Essentially, what I was doing in practicing yoga was beginning to reacquaint myself with my body the way a child gets to know his or her body, exploring the way it can move and stretch, the way it can curl up in on itself or open fully. I found that placing my body into certain postures made me feel powerful, joyful and even beautiful, even when I was bald, bloated and fatigued. I also found that certain postures made me burst into tears. Others made me feel angry and aggressive. I learned to deal with the emotions as they came up, and I learned to use the same techniques outside of the studio as well. In real life situations. Like waiting for a doctor to talk to me. Or having blood drawn from painfully collapsed veins.

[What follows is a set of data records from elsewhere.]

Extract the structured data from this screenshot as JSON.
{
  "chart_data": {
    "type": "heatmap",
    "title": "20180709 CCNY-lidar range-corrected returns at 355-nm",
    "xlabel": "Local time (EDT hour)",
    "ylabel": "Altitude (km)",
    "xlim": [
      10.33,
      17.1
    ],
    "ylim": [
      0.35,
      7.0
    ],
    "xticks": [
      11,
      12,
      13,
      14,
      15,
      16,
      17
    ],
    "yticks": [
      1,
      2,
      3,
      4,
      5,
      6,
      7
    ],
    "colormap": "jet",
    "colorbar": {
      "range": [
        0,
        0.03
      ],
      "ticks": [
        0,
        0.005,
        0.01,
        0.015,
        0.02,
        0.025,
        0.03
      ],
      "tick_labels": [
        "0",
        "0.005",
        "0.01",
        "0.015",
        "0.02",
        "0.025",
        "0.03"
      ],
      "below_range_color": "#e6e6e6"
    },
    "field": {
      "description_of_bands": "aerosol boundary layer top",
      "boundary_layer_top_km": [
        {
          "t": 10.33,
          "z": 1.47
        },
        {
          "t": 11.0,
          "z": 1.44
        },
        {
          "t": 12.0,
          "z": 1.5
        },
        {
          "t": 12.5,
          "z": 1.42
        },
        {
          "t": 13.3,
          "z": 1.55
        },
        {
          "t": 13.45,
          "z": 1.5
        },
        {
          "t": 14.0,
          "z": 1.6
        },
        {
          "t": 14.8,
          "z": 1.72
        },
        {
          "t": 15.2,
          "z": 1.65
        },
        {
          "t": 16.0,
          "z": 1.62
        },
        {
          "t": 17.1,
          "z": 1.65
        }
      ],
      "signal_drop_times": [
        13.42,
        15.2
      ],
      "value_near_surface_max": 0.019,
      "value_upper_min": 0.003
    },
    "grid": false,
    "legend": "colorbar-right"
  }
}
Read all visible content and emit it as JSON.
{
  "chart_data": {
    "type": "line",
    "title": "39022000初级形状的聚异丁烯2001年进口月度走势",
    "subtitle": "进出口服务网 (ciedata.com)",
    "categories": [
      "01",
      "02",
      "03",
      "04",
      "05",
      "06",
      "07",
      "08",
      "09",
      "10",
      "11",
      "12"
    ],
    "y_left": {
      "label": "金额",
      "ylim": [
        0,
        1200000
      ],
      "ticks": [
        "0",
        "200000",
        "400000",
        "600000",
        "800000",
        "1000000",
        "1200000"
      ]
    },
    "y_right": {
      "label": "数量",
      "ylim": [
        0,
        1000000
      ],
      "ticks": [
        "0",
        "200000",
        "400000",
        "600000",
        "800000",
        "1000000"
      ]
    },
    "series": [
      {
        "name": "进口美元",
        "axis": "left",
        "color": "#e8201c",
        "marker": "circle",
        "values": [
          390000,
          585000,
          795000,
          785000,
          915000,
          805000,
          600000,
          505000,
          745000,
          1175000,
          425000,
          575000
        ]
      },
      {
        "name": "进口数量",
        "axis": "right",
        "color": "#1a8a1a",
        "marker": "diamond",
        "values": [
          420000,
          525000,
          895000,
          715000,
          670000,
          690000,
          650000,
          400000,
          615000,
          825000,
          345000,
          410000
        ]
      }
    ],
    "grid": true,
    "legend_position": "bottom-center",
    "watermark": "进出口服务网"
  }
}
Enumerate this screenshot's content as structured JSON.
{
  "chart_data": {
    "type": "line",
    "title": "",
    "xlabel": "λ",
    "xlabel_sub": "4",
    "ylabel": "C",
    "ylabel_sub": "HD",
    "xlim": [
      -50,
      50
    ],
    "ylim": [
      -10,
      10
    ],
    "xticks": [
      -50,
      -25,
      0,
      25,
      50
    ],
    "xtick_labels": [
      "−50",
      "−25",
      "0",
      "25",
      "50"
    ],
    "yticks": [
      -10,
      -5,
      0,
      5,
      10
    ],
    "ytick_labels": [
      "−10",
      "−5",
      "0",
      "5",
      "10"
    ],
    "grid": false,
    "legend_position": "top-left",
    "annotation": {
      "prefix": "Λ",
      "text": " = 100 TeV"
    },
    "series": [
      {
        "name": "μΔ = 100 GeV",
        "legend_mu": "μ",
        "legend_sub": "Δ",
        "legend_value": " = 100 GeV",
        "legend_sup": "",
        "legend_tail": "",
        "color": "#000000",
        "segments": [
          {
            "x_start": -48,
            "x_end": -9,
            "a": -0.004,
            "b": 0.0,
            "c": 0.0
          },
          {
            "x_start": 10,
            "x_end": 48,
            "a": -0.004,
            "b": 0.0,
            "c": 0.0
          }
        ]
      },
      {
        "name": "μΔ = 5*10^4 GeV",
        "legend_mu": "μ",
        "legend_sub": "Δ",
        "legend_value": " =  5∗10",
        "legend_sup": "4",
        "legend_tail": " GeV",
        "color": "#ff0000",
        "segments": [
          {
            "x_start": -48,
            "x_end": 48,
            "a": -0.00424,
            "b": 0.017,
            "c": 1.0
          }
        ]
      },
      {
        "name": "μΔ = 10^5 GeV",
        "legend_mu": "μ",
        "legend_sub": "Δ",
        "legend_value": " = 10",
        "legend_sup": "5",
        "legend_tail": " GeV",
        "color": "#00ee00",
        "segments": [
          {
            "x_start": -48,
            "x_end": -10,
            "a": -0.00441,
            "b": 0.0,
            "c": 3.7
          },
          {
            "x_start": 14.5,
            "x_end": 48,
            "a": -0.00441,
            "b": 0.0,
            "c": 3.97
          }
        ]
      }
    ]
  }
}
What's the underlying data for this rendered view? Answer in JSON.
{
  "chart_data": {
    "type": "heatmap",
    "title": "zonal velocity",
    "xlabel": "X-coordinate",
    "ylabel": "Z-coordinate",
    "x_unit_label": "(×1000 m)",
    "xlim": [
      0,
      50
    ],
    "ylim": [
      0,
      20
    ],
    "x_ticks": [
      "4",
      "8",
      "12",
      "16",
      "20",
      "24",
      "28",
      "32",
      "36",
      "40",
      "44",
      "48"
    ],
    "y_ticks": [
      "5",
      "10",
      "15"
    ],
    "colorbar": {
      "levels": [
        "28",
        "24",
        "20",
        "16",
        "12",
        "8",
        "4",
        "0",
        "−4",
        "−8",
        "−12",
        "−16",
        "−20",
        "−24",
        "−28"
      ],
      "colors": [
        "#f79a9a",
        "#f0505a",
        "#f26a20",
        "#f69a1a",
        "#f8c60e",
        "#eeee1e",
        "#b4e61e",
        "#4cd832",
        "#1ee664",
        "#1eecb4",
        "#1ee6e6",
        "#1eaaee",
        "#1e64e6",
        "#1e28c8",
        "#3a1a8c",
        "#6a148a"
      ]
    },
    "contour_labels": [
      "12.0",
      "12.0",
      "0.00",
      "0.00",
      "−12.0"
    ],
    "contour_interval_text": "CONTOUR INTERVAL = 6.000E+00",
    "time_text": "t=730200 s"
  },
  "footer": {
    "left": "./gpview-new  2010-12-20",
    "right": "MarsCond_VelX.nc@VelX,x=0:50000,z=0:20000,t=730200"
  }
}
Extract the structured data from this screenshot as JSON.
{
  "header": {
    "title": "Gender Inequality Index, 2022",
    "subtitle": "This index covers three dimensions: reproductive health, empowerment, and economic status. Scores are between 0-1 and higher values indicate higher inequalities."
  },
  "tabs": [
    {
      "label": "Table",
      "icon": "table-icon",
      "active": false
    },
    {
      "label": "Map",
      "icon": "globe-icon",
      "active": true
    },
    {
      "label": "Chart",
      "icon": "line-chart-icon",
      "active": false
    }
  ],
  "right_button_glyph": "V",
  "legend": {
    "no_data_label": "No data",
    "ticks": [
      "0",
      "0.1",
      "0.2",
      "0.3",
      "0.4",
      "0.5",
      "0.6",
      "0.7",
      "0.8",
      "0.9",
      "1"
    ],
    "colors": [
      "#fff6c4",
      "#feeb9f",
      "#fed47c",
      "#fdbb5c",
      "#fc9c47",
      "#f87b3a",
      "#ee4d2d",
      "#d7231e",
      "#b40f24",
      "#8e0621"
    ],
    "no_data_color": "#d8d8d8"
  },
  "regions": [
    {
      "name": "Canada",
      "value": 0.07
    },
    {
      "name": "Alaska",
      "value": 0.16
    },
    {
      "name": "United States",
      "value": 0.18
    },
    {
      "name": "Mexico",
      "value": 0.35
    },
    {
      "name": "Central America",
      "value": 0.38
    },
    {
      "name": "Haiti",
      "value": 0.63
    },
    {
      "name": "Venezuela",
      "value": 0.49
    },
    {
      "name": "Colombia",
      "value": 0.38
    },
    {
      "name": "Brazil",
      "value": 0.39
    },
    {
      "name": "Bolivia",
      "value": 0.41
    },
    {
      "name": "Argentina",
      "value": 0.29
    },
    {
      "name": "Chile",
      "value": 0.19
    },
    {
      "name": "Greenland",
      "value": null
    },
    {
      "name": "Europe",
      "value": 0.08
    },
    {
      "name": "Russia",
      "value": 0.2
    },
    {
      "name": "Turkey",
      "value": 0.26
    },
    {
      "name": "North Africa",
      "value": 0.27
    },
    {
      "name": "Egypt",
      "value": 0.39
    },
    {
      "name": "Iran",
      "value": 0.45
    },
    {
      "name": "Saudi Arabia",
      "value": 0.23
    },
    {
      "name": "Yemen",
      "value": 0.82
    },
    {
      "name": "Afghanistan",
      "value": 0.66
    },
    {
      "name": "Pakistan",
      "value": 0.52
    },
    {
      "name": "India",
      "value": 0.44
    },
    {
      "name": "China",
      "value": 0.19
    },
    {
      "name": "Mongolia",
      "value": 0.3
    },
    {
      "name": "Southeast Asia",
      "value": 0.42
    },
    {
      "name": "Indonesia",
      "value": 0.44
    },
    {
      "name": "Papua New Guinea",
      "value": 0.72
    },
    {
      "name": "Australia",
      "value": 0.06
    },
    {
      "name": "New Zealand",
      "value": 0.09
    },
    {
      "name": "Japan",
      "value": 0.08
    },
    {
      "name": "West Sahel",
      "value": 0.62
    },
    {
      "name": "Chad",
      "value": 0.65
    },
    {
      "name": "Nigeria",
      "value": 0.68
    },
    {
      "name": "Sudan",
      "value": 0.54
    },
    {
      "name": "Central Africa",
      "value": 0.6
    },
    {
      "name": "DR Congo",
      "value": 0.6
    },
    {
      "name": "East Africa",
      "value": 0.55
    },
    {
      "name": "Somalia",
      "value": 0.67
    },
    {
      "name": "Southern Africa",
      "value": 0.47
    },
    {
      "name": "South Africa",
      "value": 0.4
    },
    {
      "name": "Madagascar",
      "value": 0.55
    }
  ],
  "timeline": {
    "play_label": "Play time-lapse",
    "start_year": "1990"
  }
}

Through yoga, I no longer regarded my body as alien, as something I had somehow become "trapped" in, against my will. And through connecting with my body, I began to see the connections in many things, in all things: between past and present, between actions and consequences, between arrogance and humility. And through those connections I am now able to see the connection between myself and all living beings, between all living beings and the space in which we dwell, and finally, the connection between all living beings and the divine force that we accept as more powerful than us even as we find ourselves unable to fully comprehend it.
I would never have wished to have been diagnosed with breast cancer. And given the choice, I would never go back and do it all over again. However, through the practice of yoga I have come to make peace with the fact that what I wish and what I want really have little, if anything, to do with what actually happens, and that what actually happens can become something beautiful even if it started out as something dark and frightening. To fight cancer is brave and noble. But to declare marshal law over one's body indefinitely is a heavy burden.
Through the practice of yoga, I have learned that it is possible to recognize the point at which the troops may be disbanded and the rebuilding can begin. Through the practice of yoga, I have learned that it is possible to grow a beautiful garden in what was at one time a battlefield.
As for Christina Applegate, whatever the reality of her diagnosis, prognosis and planned treatment, I have to believe that she too is in for a fight. Even if she knows she is going to win it. And my hope for her is that after the smoke clears, she can enjoy an indefinite period of detente.